On the only road connecting Pimicikamak Cree Nation to the rest of Manitoba, there’s a checkpoint designed to staunch the spread of COVID-19.
Anyone driving in and out of what’s also known as Cross Lake must stop at the row of pylons and disclose contact-tracing information, including their name, phone number, point of origin and intended destination.
They’re given temperature checks, asked if they’ve been tested for COVID-19 and if they have any symptoms. If they intend to stay in the community and interact with anyone, they may be required to spend days inside a school converted into a makeshift isolation centre.
For all intents and purposes, Pimicikamak has exerted control of its borders in a manner befitting a sovereign nation.
All it took was a global pandemic and the mortal threat it poses to isolated, remote communities with substandard health care and overcrowded housing.
“We had to be ready for the virus,” said Donnie McKay, the Pimicikamak councillor responsible for health care, who helped oversee the creation of the checkpoint during the early months of the pandemic. “They said it would never get here.
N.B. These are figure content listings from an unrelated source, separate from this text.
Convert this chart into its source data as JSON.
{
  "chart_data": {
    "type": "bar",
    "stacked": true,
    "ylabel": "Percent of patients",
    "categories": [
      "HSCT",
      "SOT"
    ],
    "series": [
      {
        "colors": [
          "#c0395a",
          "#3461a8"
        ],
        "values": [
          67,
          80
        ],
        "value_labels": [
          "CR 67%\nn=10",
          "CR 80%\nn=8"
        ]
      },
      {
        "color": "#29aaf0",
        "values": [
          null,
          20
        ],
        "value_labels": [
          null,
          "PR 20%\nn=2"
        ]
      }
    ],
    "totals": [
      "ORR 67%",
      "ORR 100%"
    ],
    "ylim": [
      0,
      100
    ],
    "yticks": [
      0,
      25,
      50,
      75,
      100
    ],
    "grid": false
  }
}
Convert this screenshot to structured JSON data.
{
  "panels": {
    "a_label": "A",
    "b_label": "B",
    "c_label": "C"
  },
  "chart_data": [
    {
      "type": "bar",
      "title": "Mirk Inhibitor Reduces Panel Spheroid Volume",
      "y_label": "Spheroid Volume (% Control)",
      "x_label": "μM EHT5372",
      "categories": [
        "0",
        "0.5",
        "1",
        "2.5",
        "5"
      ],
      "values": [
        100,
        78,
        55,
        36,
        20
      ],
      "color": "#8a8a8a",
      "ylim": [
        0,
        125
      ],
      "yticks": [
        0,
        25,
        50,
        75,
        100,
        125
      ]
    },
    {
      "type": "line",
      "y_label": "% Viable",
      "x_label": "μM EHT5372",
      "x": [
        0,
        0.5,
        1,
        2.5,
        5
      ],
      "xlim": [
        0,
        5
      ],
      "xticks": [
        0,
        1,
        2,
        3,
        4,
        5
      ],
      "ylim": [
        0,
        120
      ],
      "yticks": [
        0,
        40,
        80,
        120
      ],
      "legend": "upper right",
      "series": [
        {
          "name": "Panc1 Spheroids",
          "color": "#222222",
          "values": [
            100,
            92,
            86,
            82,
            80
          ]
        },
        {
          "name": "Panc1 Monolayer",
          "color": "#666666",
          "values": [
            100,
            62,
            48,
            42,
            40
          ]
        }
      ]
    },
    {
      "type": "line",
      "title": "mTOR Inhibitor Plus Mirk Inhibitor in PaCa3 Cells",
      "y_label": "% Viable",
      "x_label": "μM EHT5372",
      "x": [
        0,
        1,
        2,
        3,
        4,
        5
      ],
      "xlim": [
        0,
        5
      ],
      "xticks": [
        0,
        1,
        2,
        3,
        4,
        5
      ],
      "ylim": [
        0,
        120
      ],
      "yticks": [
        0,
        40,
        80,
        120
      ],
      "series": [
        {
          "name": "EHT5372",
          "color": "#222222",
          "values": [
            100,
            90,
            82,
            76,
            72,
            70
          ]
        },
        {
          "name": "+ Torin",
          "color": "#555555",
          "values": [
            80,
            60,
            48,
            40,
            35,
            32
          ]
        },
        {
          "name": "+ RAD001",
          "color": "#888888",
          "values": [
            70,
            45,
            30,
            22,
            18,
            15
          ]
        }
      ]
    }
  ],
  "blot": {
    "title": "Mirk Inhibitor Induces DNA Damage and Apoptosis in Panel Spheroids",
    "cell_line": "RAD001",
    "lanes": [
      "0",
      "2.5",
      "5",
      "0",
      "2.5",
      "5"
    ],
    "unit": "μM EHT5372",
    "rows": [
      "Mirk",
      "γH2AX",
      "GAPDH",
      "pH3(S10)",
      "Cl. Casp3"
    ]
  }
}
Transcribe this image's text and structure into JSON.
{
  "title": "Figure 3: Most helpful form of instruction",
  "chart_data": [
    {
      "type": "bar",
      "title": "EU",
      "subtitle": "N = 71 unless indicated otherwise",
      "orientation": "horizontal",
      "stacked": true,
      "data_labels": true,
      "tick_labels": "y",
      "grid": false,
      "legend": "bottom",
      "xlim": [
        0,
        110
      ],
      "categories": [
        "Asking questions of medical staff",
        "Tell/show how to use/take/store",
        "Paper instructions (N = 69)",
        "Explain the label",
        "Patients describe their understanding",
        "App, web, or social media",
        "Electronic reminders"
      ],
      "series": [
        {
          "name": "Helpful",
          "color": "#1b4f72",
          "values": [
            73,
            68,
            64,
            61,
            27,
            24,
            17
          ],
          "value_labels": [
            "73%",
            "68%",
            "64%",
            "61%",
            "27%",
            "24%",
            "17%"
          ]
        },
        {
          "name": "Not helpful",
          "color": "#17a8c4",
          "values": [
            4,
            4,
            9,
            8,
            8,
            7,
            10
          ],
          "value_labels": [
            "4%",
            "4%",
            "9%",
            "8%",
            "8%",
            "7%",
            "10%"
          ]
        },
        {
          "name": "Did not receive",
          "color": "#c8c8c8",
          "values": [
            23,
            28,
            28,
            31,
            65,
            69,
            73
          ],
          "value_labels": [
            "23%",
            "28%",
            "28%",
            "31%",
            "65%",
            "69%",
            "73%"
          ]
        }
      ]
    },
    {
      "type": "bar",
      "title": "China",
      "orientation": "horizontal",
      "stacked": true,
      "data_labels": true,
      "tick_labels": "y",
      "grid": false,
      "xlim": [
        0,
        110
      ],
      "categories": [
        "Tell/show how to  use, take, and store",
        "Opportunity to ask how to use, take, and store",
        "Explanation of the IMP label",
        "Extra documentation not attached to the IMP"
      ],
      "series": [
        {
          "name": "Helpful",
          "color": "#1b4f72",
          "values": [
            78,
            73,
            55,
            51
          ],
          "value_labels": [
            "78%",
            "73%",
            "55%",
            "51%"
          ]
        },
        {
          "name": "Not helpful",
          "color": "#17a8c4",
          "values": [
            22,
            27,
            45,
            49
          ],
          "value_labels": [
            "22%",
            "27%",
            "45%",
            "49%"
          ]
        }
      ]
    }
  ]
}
Bullshit.”
Officially, Pimicikamak has 89 active COVID-19 cases, though that number is presumed to be smaller due to the lag time in designating patients as recovered. McKay said he believes the checkpoint has helped prevent more illness — and he’s not alone.
“If it wasn’t for those checkstops, our communities would be in even more dire situations,” said Grand Chief Garrison Settee of Manitoba Keewatinowi Okimakanak, an organization representing 26 northern Manitoba First Nations.
Indigenous communities bearing brunt of pandemic
In recent weeks, remote Indigenous communities have borne the brunt of the pandemic in Manitoba.
As daily case counts and infection rates started to subside in the southern half of the province, home to all but about 100,000 of Manitoba’s 1,379,000 people, remote First Nations across the north — as well as on the isolated east side of Lake Winnipeg — became the new front in the pandemic fight.
Some, like Shamattawa, are recovering from outbreak. Others, like the four Island Lakes communities, are trying to contain active infections.
There are also new crises underway, most recently in Pauingassi, where the entire Family Lake community was placed under code-red restrictions on Tuesday.
What is now a largely Indigenous and remote pandemic in this province is once again exposing the dangerous state of health care and housing on remote and isolated First Nations.
“It seems like we don’t have a listening ear out there unless there is a real crisis and everyone’s up on their hind legs,” said McKay.
His community, situated three hours south of Thompson by road, claims a population of 7,200 people.
Pimicikamak converted a school to an isolation centre because it has few empty structures of any sort. And while a hospital is under construction, the community’s health-care needs are met for now by a nursing station that resembles a provincial park campground office.
Ground has broken for a hospital that will replace the nursing station, but McKay said the band continually has to press Indigenous Services Canada for additional resources such as isolation accommodations or rapid COVID-testing equipment.
“It’s frustrating. It’s silly sometimes, the responses we get regarding things that we ask for,” he said.
Like all First Nations, Pimicikamak must deal with multiple levels of government to fulfil its health-care needs. Ottawa has a treaty obligation to provide health care on reserve. Manitoba’s Northern health region provides care for members living elsewhere in the north.
The Winnipeg Regional Health Authority, meanwhile, cares for members who must travel south for serious ailments, including serious cases of COVID-19.
Settee said bureaucracy could be reduced if First Nations like Pimicikamak delivered their own health care.
“This is not new. We’ve been talking about it for decades,” he said.
Helga Bryant, the CEO of Northern Health, suggested she supports a future where Indigenous health care is led by Indigenous people.
“They are sovereign nations. They have a right to govern themselves,” Bryant said in Thompson. “They know those needs in their communities and I fully support efforts that they can make and hopefully will continue to make in the future.”
Back at Pimicikamak, McKay speaks of the need to “repatriate” health care from Ottawa.
“It’s very, very different than what people have in the south,” he said. “They have facilities there we don’t have.”